What was Esther’s strength in being able to stand up to Haman? Haman came from Amalek, and Amalek came from Eisav, whose spiritual merit was that he honored his father. This is why, we are told, Ya’akov Avinu was afraid of Eisav in last week’s parsha. For the 22 years that Ya’akov was away from home, he was unable to honor his father and mother, while Eisav did. Ya’akov was concerned that maybe it would give him the spiritual edge at the time of their confrontation.

Esther, on the other hand, had been an orphan. Parentless, she had no obligation to honor her parents, and therefore she never sinned in this mitzvah. Thus Esther was able to stand up to Haman, whose descendant had the merit of performing the mitzvah.

Nice vort, eh?

Are you kidding? There are so many questions that not only COULD be asked here, but MUST be asked here. This vort is like the one Rebi Akiva told his students to wake them up: What was Esther’s merit to be queen over 127 provinces? The fact that Sarah lived 127 perfect years.

Really? 
What’s the CONNECTION?
WHAT’S the connection?
God. 
God?
Yes, God.

Why more here than anywhere else?

It’s not. It’s just that holidays like Purim and Chanukah which emphasize this point, that history doesn’t have to always makes sense to us, as long as it makes sense to God, is often the case. We like to believe that history can never be wackier than we can fathom, but the truth is, it can. 

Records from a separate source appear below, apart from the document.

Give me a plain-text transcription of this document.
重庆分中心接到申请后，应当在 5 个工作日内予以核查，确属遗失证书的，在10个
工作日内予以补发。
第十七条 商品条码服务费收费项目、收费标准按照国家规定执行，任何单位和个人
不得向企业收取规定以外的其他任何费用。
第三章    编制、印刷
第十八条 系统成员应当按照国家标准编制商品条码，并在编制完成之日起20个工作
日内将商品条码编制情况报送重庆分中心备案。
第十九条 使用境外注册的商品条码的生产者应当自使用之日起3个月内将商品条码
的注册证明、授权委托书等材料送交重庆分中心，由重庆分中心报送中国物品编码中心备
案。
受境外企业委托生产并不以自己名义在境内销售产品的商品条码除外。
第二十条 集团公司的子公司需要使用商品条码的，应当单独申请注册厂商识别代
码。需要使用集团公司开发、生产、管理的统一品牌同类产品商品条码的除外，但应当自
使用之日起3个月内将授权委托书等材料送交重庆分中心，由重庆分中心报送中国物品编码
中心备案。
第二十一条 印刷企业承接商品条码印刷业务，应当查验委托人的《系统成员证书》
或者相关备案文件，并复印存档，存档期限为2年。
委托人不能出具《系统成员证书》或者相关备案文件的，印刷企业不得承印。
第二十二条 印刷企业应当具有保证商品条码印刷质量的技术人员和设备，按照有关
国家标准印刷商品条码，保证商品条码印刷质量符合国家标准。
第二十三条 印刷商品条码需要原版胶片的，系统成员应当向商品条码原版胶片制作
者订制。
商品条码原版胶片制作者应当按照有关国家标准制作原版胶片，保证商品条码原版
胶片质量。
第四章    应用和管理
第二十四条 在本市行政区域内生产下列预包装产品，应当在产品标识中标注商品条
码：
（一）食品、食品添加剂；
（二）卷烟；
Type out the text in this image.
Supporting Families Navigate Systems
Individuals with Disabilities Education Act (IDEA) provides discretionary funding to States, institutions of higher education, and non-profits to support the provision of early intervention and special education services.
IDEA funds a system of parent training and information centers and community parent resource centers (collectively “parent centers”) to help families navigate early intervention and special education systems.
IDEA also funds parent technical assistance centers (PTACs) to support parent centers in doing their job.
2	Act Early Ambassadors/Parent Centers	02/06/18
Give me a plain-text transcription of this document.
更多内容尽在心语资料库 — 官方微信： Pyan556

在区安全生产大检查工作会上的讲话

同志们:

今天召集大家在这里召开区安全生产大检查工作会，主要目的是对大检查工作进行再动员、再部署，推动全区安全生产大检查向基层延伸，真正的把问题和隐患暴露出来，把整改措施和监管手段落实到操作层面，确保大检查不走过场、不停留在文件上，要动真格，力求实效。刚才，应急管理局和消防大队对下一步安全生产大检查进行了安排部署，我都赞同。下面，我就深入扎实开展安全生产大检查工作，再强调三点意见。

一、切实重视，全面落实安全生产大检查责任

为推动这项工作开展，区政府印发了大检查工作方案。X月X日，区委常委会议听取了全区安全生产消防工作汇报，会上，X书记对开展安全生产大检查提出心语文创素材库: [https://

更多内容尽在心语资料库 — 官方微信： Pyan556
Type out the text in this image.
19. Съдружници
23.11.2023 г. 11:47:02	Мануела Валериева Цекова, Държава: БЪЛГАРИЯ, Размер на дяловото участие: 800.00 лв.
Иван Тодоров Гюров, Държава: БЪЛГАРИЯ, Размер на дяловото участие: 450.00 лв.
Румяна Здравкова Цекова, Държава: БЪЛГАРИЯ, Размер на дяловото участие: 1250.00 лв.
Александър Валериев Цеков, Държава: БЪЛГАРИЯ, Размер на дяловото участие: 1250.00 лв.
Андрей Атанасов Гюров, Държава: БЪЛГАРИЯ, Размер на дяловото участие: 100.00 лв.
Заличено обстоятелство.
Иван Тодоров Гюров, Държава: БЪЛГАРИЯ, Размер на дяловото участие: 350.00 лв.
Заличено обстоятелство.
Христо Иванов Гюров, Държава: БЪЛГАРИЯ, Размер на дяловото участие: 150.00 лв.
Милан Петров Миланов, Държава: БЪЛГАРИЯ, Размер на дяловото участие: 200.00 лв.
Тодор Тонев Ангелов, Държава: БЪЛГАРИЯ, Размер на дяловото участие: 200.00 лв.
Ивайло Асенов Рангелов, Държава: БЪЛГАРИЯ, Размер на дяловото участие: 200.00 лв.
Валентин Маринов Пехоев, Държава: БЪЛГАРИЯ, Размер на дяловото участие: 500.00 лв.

Well, wackier to US. It is perfectly logical to God, and would be to us as well if we could see history as He does. This is in essence what God told Moshe Rabbeinu after his vision of Rebi Akiva’s cruel death, which he questioned (Menachos 29b). God told him, Kabbalah explains, that his answer lay in realms too high for him to fathom, so he would have to remain with his question for the time being, and just have FAITH. 

What would Moshe Rabbeinu have said had he lived to see the world today? What would he have asked God about the way people live and what they get away with? At least Nebuchadnetzar, as evil as he was, still believed in God. Today, even “decent” people don’t. 
For the Jew who had jumped ship and “gone with the flow”, the world is no big deal and he experiences everything as just par for the course. But, for the Jew who has remained faithful to the Torah way of life, history appears quite off-kilter. As Rebi Yehoshua ben Levi’s son told him, this is a world in which up is down and vice-versa (Pesachim 50a). 

However, when we light the Menorah, we open a spiritual portal through which we can glance at the world of God, in which up is up and down is down. We are reminded that though the history does not make sense to us, it does to God Who will, when the time is right, sort it all out. 

In the meantime, it is our job to do what we can to right the wrongs, and to remember that no matter how out of control history seems to be, God always has a handle on it. And, every once in a while He shines a light through the darkness to tell us this, so that we can remain faithful and hopeful.